I think the point is to construct the model as transparently as possible. In the forking-paths papers that I’ve criticized, the trouble is that the selected comparisons are presented as if they’re the only things that could be done, which in at best naive.

Chris (and others),

If you want to build a good meta-analysis model the first thing to do is to look at the quality of the published evidence.
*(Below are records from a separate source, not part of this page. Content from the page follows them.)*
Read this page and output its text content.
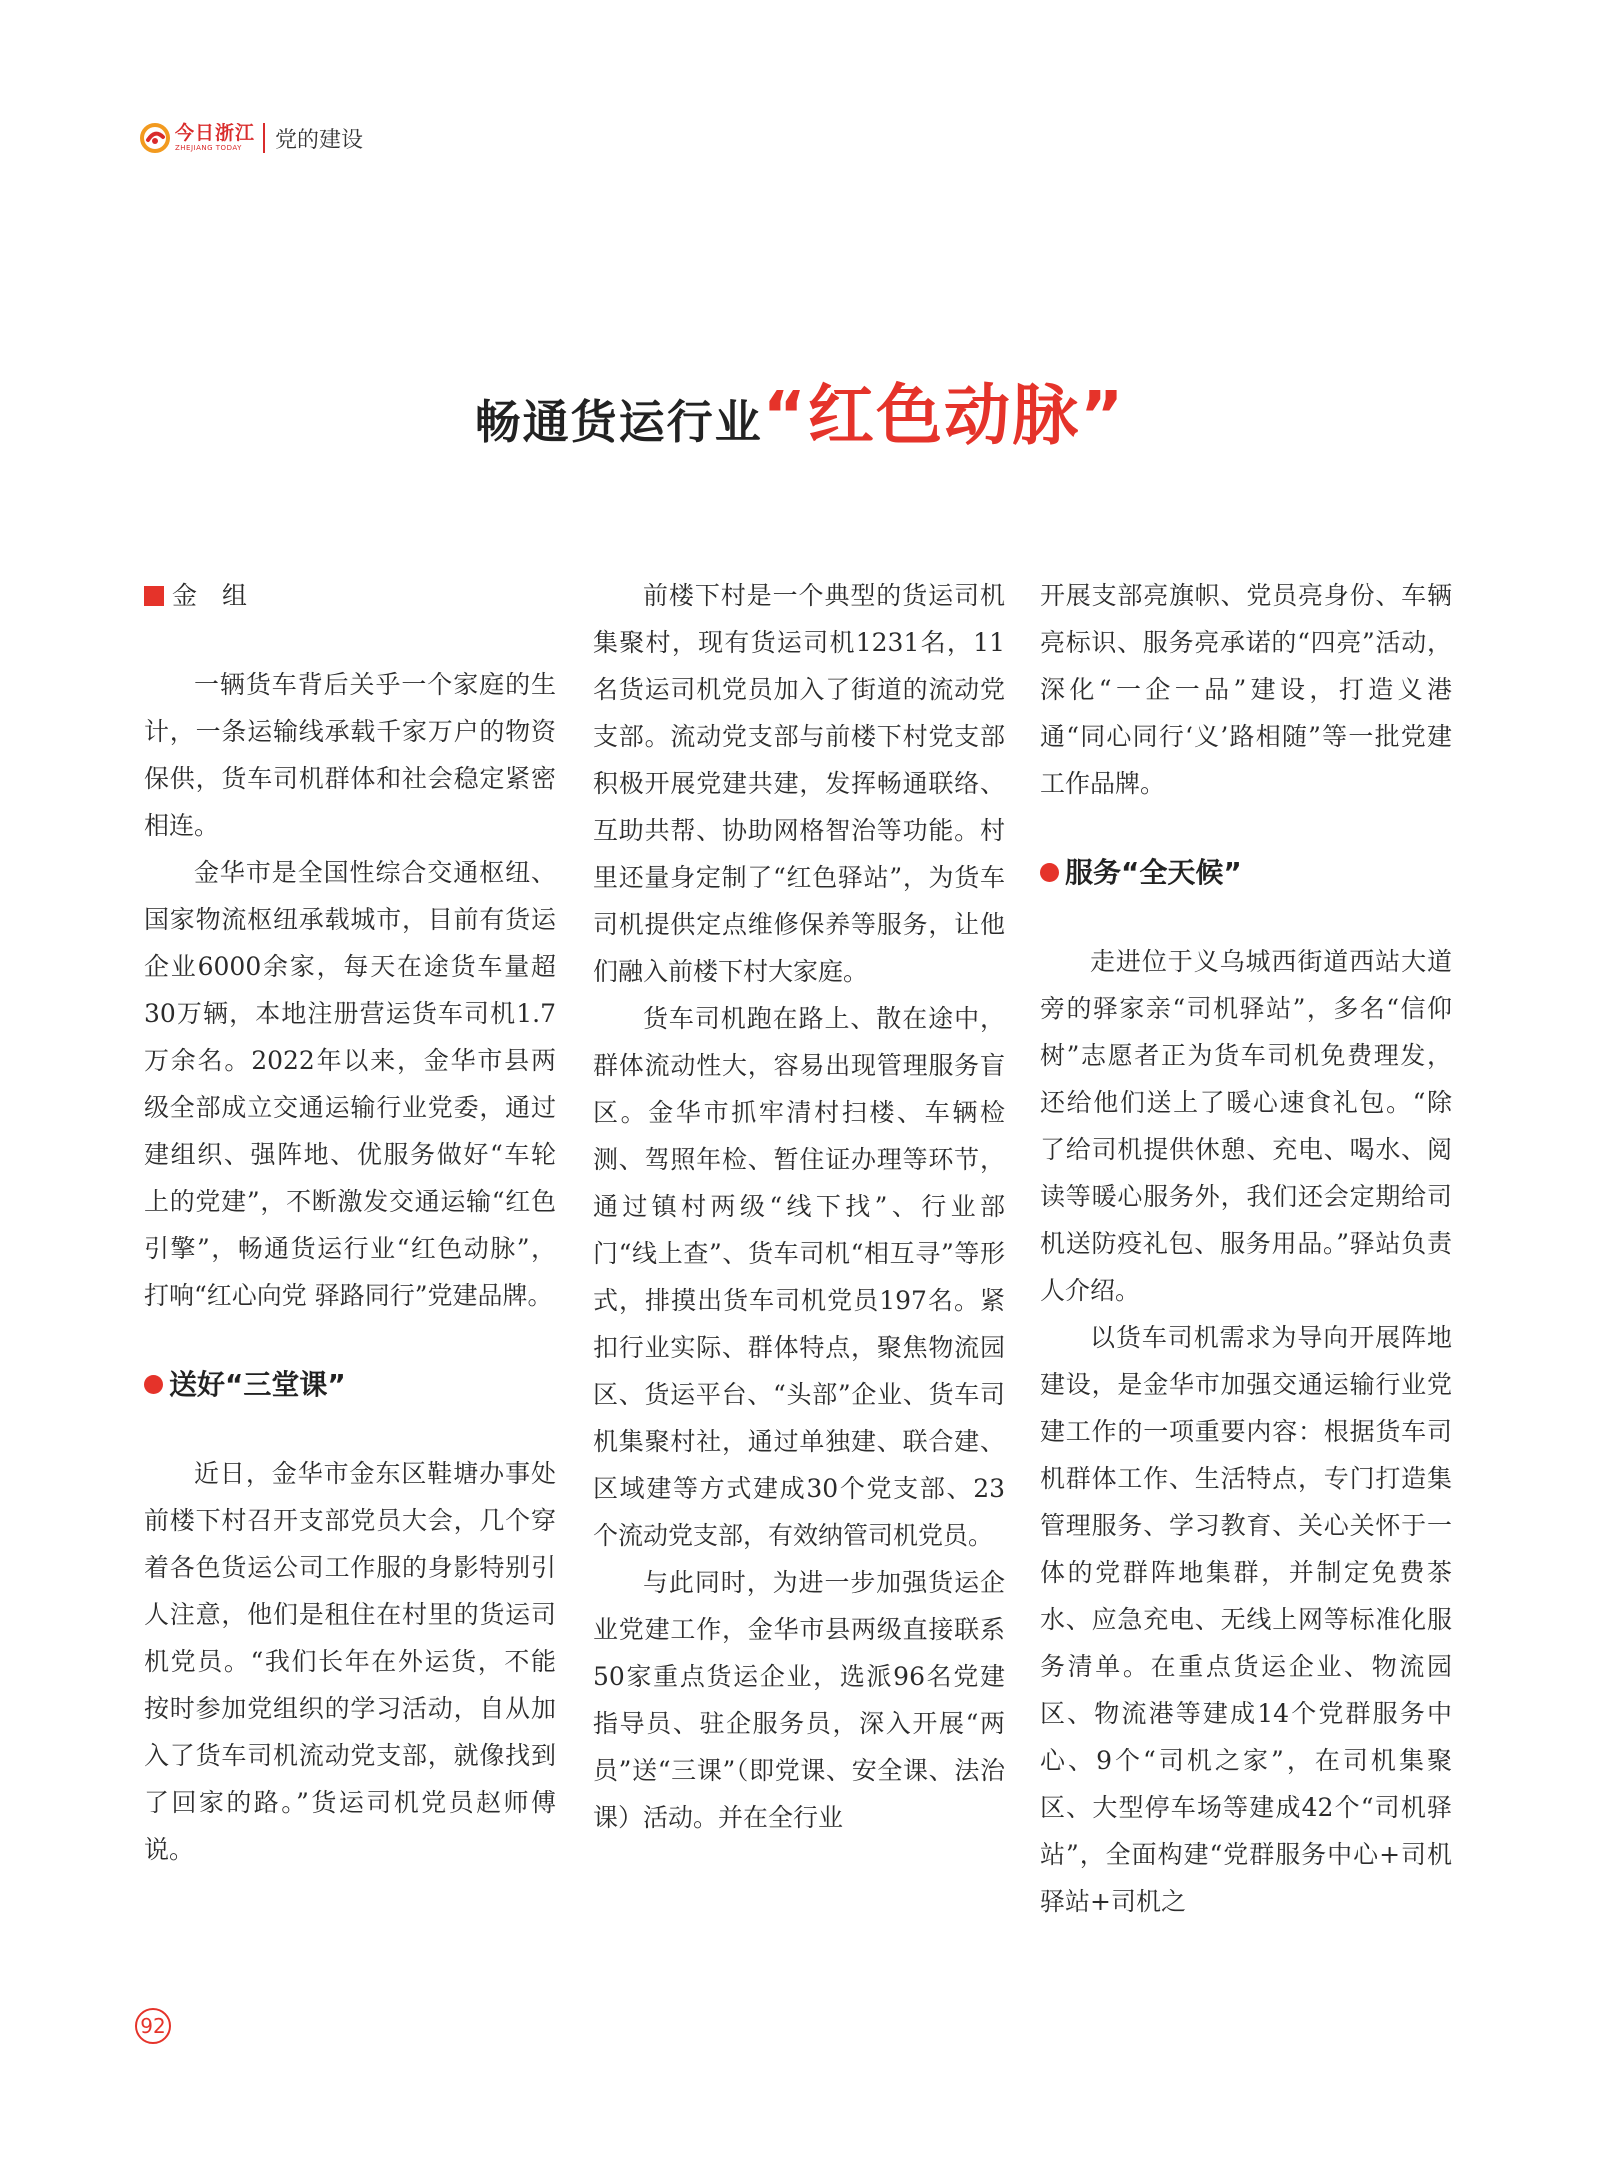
今日浙江
ZHEJIANG TODAY	党的建设
畅通货运行业“红色动脉”
金　组

一辆货车背后关乎一个家庭的生计，一条运输线承载千家万户的物资保供，货车司机群体和社会稳定紧密相连。

金华市是全国性综合交通枢纽、国家物流枢纽承载城市，目前有货运企业6000余家，每天在途货车量超30万辆，本地注册营运货车司机1.7万余名。2022年以来，金华市县两级全部成立交通运输行业党委，通过建组织、强阵地、优服务做好“车轮上的党建”，不断激发交通运输“红色引擎”，畅通货运行业“红色动脉”，打响“红心向党 驿路同行”党建品牌。

送好“三堂课”

近日，金华市金东区鞋塘办事处前楼下村召开支部党员大会，几个穿着各色货运公司工作服的身影特别引人注意，他们是租住在村里的货运司机党员。“我们长年在外运货，不能按时参加党组织的学习活动，自从加入了货车司机流动党支部，就像找到了回家的路。”货运司机党员赵师傅说。

前楼下村是一个典型的货运司机集聚村，现有货运司机1231名，11名货运司机党员加入了街道的流动党支部。流动党支部与前楼下村党支部积极开展党建共建，发挥畅通联络、互助共帮、协助网格智治等功能。村里还量身定制了“红色驿站”，为货车司机提供定点维修保养等服务，让他们融入前楼下村大家庭。

货车司机跑在路上、散在途中，群体流动性大，容易出现管理服务盲区。金华市抓牢清村扫楼、车辆检测、驾照年检、暂住证办理等环节，通过镇村两级“线下找”、行业部门“线上查”、货车司机“相互寻”等形式，排摸出货车司机党员197名。紧扣行业实际、群体特点，聚焦物流园区、货运平台、“头部”企业、货车司机集聚村社，通过单独建、联合建、区域建等方式建成30个党支部、23个流动党支部，有效纳管司机党员。

与此同时，为进一步加强货运企业党建工作，金华市县两级直接联系50家重点货运企业，选派96名党建指导员、驻企服务员，深入开展“两员”送“三课”（即党课、安全课、法治课）活动。并在全行业

开展支部亮旗帜、党员亮身份、车辆亮标识、服务亮承诺的“四亮”活动，深化“一企一品”建设，打造义港通“同心同行‘义’路相随”等一批党建工作品牌。

服务“全天候”

走进位于义乌城西街道西站大道旁的驿家亲“司机驿站”，多名“信仰树”志愿者正为货车司机免费理发，还给他们送上了暖心速食礼包。“除了给司机提供休憩、充电、喝水、阅读等暖心服务外，我们还会定期给司机送防疫礼包、服务用品。”驿站负责人介绍。

以货车司机需求为导向开展阵地建设，是金华市加强交通运输行业党建工作的一项重要内容：根据货车司机群体工作、生活特点，专门打造集管理服务、学习教育、关心关怀于一体的党群阵地集群，并制定免费茶水、应急充电、无线上网等标准化服务清单。在重点货运企业、物流园区、物流港等建成14个党群服务中心、9个“司机之家”，在司机集聚区、大型停车场等建成42个“司机驿站”，全面构建“党群服务中心+司机驿站+司机之

92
There are tools to assess the risk of bias of RCTs and observational studies (e.g. http://handbook.cochrane.org/front_page.htm).

Then you should use your Bayesian imagination to build a suitable model for the evidence at hand.

During the last years clinical trials have been registered (e.g.http://www.isrctn.com/) so publication bias should be less relevant than 20 years ago. If a study was not published you can contact the authors to ask about results.

Hope it helps!

I don’t expect to see one that will be credible/convincing – there just too many challenges given the way studies are conducted, results reported on (written up) and selectively published.

I was first convinced of this by Iyengar, S. & Greenhouse, J. B. (1988). Selection models and the file drawer problem.

Statistical Science, 109–117 and comments.

For instance the publication selection models used in http://www.cidlab.com/prints/guan2015bayesian.pdf are just not realistic – real journal decisions are a mix reported results and politics (e.g. some groups can always get their papers published.)

But publication selection is just one of many conflated problems. Some studies are are much better conducted and reported on, that has to be dealt with somehow (Andrew’s garden of forking paths is _one_ of those quality dimensions.)

Now I actually got into meta-analysis as a means to construct informative priors and the general idea back then (1980,s) was to flatten the posterior (or likelihood given no prior) to get a conservative prior. These days we would realize it also needs to be shifted likely downwards. But by exactly how much?

As Stephen Senn used to put – meta-analysis is like aging: the only alternative is much worse (tying to assume no information?)

So it has to be done, it almost surely will be importantly wrong but hopefully much less wrong than not doing it at all.

(It also provides information on what should be done differently in new studies – see http://statmodeling.stat.columbia.edu/2012/02/12/meta-analysis-game-theory-and-incentives-to-do-replicable-research/ )

How does the garden of forking paths help? It only describes a problem but not the solution strategy, correct?

For new studies you would try to minimize the number/complexity of paths and document those that could not be so avoided.

For existing studies if some had more paths than others and you could believe the documentation of this [and there were no other major problems as there almost always is] you could down weight or model to help sort that out – more paths less weight.

(Here is a technical paper on that type of approach http://biostatistics.oxfordjournals.org/content/2/4/463.full.pdf )

If smart people can’t adequately process the studies that were done from what was reported – then nothing has been actually learned from them and that should be the inference along with informing decisions for future studies.

You can’t make chicken salad from chicken shit but you wan’t to understand when you are just getting that ingredient and how to get something better in the future.

Dear Chris,

some years ago I was thinking about a similar problem while playing around with the Copas/Shi model for publication bias in meta-analysis. I learned that there are a lot of empirical results on publication bias, time delay to publication for “negative” results etc. in clinical research from which it would be probably easy to derive informative priors. The following papers are a good way to start (but I am sure that more evidence came up in more recent years):

http://www.ncbi.nlm.nih.gov/pubmed/9450711

http://www.ncbi.nlm.nih.gov/pubmed/17443632

http://www.ncbi.nlm.nih.gov/pubmed/17443628

Hope that helps,

Oliver

Oliver:

I do like Copas/Shi work on publication bias and almost suggested it here but it only gets to the point of being a sensitive analysis rather than an adjustment primarily due to lack of confidence in model specifications.

Disclaimer: Copas was original my external thesis examiner but withdrew after the Viva for undisclosed reasons.